Pact, Nige?
DEFECTING to Reform yesterday, Robert Jenrick gave a detailed list of Britain’s many serious problems.
Massive uncontrolled immigration, illegal small boat migrants, a ballooning benefits bill paid for by grafting families and a broken NHS.

The Sun has warned about them for years and Jenrick’s emotional speech will strike a chord with many fed-up readers.
Nigel Farage, too, couldn’t hide his delight at adding talent and experience to a team still sorely lacking in both.
But while she must now wait to see if others follow Jenrick out of the door, Kemi Badenoch also came out of yesterday’s extraordinary events with significant credit.
Faced with a leaked copy of Jenrick’s resignation speech — and in contrast to Keir Starmer’s dithering over scandal-hit Labour ministers — Kemi showed genuine leadership by sacking him.
READ MORE FROM THE SUN SAYS
Replacing him with Nick Timothy — responsible for exposing lying West Midlands Chief Constable Craig Guildford and challenging Labour’s dangerous Islamophobia definition — is also a good move.
The repercussions of yesterday’s drama will only become clear over time.

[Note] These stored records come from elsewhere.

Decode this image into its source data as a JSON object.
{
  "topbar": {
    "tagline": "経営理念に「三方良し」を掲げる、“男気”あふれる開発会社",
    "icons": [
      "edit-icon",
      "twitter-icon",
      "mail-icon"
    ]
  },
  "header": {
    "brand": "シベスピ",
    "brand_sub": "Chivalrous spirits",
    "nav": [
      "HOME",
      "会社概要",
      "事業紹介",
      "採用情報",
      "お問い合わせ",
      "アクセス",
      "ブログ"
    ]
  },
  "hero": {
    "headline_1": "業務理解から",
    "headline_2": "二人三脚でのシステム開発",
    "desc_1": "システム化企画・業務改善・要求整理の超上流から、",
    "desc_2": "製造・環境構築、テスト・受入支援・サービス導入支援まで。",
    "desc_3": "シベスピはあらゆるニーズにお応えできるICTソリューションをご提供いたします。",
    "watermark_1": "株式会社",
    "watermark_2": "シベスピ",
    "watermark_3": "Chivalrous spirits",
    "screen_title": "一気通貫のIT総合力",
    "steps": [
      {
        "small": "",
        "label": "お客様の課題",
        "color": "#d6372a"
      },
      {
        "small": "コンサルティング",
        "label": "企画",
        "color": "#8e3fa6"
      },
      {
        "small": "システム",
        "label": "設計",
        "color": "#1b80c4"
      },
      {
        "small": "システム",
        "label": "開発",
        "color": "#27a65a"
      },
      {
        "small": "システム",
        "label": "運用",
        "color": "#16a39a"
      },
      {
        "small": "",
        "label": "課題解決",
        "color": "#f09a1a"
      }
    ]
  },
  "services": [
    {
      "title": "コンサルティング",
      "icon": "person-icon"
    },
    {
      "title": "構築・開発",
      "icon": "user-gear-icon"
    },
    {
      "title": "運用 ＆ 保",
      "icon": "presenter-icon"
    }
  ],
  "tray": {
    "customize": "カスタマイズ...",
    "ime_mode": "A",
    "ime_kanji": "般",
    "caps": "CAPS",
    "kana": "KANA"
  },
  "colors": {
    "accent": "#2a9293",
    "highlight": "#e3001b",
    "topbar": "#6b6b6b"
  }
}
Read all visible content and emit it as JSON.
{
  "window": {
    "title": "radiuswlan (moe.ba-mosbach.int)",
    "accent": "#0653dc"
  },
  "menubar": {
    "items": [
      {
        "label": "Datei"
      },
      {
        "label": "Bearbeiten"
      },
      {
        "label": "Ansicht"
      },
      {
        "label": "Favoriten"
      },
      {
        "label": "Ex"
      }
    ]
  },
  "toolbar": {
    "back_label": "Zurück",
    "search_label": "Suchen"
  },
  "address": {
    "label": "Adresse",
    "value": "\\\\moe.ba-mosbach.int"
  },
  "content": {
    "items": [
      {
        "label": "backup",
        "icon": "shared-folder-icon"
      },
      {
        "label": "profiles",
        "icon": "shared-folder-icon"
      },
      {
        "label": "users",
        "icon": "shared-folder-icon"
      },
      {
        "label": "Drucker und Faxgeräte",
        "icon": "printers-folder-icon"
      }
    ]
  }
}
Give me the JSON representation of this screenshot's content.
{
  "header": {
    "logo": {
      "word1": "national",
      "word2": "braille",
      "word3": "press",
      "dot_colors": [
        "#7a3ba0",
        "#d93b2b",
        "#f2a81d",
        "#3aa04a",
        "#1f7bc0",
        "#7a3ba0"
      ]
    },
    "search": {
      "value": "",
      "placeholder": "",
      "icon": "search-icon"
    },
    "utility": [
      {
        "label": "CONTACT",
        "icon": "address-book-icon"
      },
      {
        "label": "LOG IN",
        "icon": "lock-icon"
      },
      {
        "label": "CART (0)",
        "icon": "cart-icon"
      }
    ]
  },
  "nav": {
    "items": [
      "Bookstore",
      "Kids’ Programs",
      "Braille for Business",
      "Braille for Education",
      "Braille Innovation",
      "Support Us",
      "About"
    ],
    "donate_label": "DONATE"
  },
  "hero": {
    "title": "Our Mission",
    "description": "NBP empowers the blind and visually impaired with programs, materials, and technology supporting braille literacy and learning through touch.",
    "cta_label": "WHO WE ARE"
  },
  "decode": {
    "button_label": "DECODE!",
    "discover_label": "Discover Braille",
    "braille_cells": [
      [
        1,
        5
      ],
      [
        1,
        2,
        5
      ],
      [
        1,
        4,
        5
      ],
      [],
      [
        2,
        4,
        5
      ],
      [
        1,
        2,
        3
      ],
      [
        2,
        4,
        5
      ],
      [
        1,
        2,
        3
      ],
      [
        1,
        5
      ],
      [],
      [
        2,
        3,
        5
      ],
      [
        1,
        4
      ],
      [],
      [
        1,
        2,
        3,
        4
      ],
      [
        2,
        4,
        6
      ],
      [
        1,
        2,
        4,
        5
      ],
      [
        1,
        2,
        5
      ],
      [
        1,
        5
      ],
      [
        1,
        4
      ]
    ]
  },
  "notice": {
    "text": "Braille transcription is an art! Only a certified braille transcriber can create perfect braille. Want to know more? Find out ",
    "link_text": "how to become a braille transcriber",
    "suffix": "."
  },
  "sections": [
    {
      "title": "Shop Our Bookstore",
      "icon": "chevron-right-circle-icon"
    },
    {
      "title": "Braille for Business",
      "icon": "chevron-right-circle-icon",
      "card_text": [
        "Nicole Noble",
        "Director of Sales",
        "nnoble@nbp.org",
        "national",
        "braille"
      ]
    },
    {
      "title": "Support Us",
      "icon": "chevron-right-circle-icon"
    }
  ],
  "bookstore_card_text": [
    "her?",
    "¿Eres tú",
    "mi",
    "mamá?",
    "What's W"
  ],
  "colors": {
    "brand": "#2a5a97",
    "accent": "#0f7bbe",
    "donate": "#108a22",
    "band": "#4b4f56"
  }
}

But what Tories and Reform CAN agree on is Britain can’t afford another five years of Labour’s high tax, high welfare, open borders chaos.
Which means that — while both parties insist they won’t entertain it — questions about a pact before the next General Election aren’t going away any time soon.
Rover and out
IS our economy really so weak that growth depends on whether one car manufacturer is up and running or not?
Jaguar Land Rover’s return to near full production after a cyber hack helped the economy grow by a miserly 0.3 per cent in November.
But the three month trend showed GDP at just 0.1 per cent up.
Effectively, it has flatlined since Rachel Reeves’s first giant tax-raising Budget.
There are two alarming trends.
A collapse in construction means Labour’s dream of 1.5 million new homes by 2030 is all but dead.
Worse, the evidence is that the economy is being propped up not by thriving businesses but by massive Government spending.
That’s a road to economic oblivion.
Grace’s law
WHY has the State been paying benefits for decades to killers already being pampered in secure hospitals?
Thanks to a tireless campaign by the families of the victims of Valdo Calocane’s murder spree in Nottingham, Keir Starmer has agreed to end it.
Brave Grace O’Malley-Kumar died fighting off Calocane.
As her parents say, some good has come from that appalling tragedy.